Zion Williamson pump fakes vs. Rudy Gobert

Zion Williamson's talent, improvements earned him first All-Star berth despite tough competition in West

Sunday's NBA All-Star Game is on TNT at 7 p.m. Central
by Jim Eichenhofer

Amid its rotation of assorted commercials on repeat, for weeks NBA League Pass has shown the same 30-second highlight package of Zion Williamson athletic layups and soaring alley oop dunks – regardless of which team’s broadcast is airing. That means that even on the nights when the New Orleans Pelicans aren’t playing, basketball fans are still seeing Zion.

En route to earning his first NBA All-Star selection in 2020-21, Williamson at times seems to be everywhere. At 20, he’s already accumulated a long list of sponsors (Gatorade, Jordan Brand among others) that have him appearing in his own popular TV ads. He’s elevated the Pelicans to not only League Pass favorites, but a team granted 28 national TV appearances during the 72-game schedule.

This weekend, get ready for more Zion. The second-year pro will be a Western Conference All-Star reserve in Sunday’s game (7 p.m., TNT), after being voted in by the conference’s 15 head coaches, despite extremely formidable competition for roster spots. Williamson is the only current second-year NBA player tabbed, as well as the youngest All-Star selection (20 years, 244 days on Sunday) since LeBron James in 2005.

“As a kid, seeing all of those big events, like the All-Star Game, or whether it was college, high school, McDonald’s All-American, Jordan Brand (games), all those games, whenever you see those (players) in it, you were like, ‘It’s just an honor to be in it,’ ” Williamson said of being chosen. “You wanted to work hard and have a chance to be able to make the game. So yeah, it was something I dreamed about growing up.”

Though All-Star voting results aren’t made public, based on recent praise from some of the West’s head coaches, it should be no surprise that Williamson made the team, just 59 games into his pro career. He’s averaging over 25 points in 2020-21, while shooting over 60 percent from the field, a rare combination.

“It’s hard to imagine being better at the rim,” Utah’s Quin Snyder said, prior to Williamson posting 26 points and 10 rebounds in Monday’s upset win over the Jazz. “He’s such a great finisher and so good in the paint.”

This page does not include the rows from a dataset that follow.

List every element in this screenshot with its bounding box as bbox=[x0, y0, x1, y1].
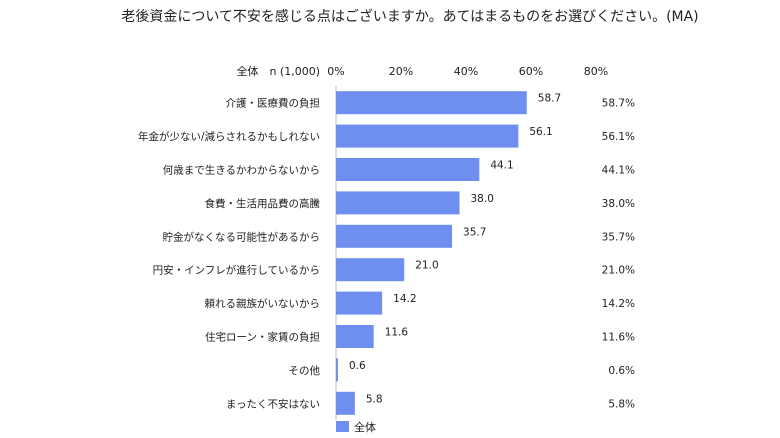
percent-label: 0.6% bbox=[608, 365, 635, 377]
category-label: 頼れる親族がいないから bbox=[205, 297, 321, 310]
bar bbox=[336, 291, 383, 315]
bar bbox=[336, 91, 527, 115]
bar-value-label: 56.1 bbox=[529, 126, 552, 138]
bar bbox=[336, 191, 460, 215]
bar bbox=[336, 158, 480, 181]
bar bbox=[336, 358, 338, 382]
category-label: 円安・インフレが進行しているから bbox=[153, 264, 320, 277]
bar-value-label: 5.8 bbox=[366, 393, 383, 405]
bars: 介護・医療費の負担 58.7 58.7% 年金が少ない/減らされるかもしれない 56.1… bbox=[138, 91, 635, 415]
bar-value-label: 58.7 bbox=[538, 93, 561, 105]
bar bbox=[336, 325, 374, 348]
category-label: まったく不安はない bbox=[226, 397, 320, 410]
bar-value-label: 38.0 bbox=[471, 193, 494, 205]
category-label: その他 bbox=[289, 364, 321, 377]
bar bbox=[336, 124, 519, 148]
category-label: 介護・医療費の負担 bbox=[226, 97, 321, 110]
category-label: 住宅ローン・家賃の負担 bbox=[205, 331, 320, 344]
bar-value-label: 21.0 bbox=[415, 260, 438, 272]
category-label: 食費・生活用品費の高騰 bbox=[205, 197, 321, 210]
x-tick-label: 40% bbox=[454, 65, 478, 78]
bar bbox=[336, 224, 453, 248]
chart-title: 老後資金について不安を感じる点はございますか。あてはまるものをお選びください。(… bbox=[121, 8, 698, 25]
x-tick-label: 20% bbox=[389, 65, 413, 78]
percent-label: 5.8% bbox=[608, 398, 635, 410]
percent-label: 56.1% bbox=[602, 131, 635, 143]
percent-label: 11.6% bbox=[602, 332, 635, 344]
legend-label: 全体 bbox=[354, 420, 376, 434]
bar-value-label: 44.1 bbox=[490, 160, 513, 172]
bar-value-label: 14.2 bbox=[393, 293, 416, 305]
bar bbox=[336, 391, 355, 415]
percent-label: 44.1% bbox=[602, 165, 635, 177]
percent-label: 35.7% bbox=[602, 231, 635, 243]
bar-value-label: 11.6 bbox=[385, 327, 409, 339]
percent-label: 38.0% bbox=[602, 198, 635, 210]
bar bbox=[336, 258, 405, 282]
category-label: 何歳まで生きるかわからないから bbox=[163, 164, 320, 177]
percent-label: 14.2% bbox=[602, 298, 635, 310]
percent-label: 21.0% bbox=[602, 265, 635, 277]
legend: 全体 bbox=[336, 420, 376, 434]
legend-swatch bbox=[336, 421, 349, 432]
bar-value-label: 35.7 bbox=[463, 226, 486, 238]
bar-value-label: 0.6 bbox=[349, 360, 366, 372]
x-tick-label: 60% bbox=[519, 65, 543, 78]
category-label: 年金が少ない/減らされるかもしれない bbox=[138, 130, 320, 143]
x-axis-ticks: 0% 20% 40% 60% 80% bbox=[327, 65, 608, 78]
x-tick-label: 80% bbox=[584, 65, 608, 78]
percent-label: 58.7% bbox=[602, 98, 635, 110]
sample-size-label: 全体 n (1,000) bbox=[236, 64, 320, 78]
x-tick-label: 0% bbox=[327, 65, 344, 78]
category-label: 貯金がなくなる可能性があるから bbox=[163, 230, 321, 243]
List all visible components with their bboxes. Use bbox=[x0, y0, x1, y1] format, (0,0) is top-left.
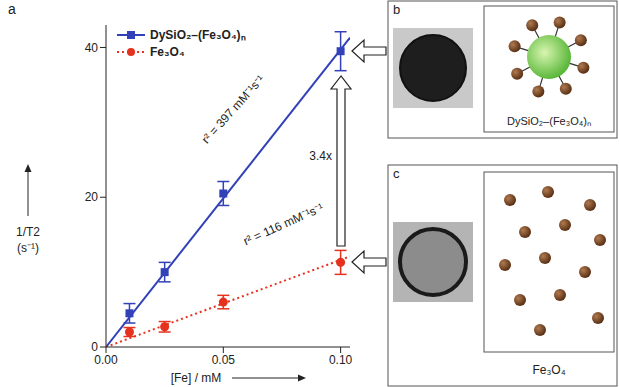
svg-text:Fe₃O₄: Fe₃O₄ bbox=[532, 363, 565, 377]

“Zion is an incredible athlete,” Portland’s Terry Stotts said. “You try to keep him out of the paint, away from the rim. You see what he’s been doing lately, shooting at an unbelievable rate, mainly because he gets to the basket.

“For a young player, learning the league, learning what to expect, there is a lot to take in as a rookie and he battled some injuries as well (last season). I think what you’re seeing now is some experience and his game is evolving.”

Williamson has made improvements in virtually every statistical category compared to his rookie season, including in categories that can’t be attributed to his increase in minutes per game, such as free throw percentage.

“He’s doing so many things and playing in so many situations,” Snyder said of Williamson’s continually expanding game and versatility. “There’s more variety, and that makes it even more difficult to guard him.”

In three head-to-head games against Snyder’s Jazz club, Williamson averaged 28.3 points on 66 percent shooting. The Utah head coach probably figured he was done seeing the star forward as an opponent this season, but not quite: Snyder is the head coach for Team LeBron, meaning he’ll be matched up against Team Durant member Williamson one more time Sunday evening.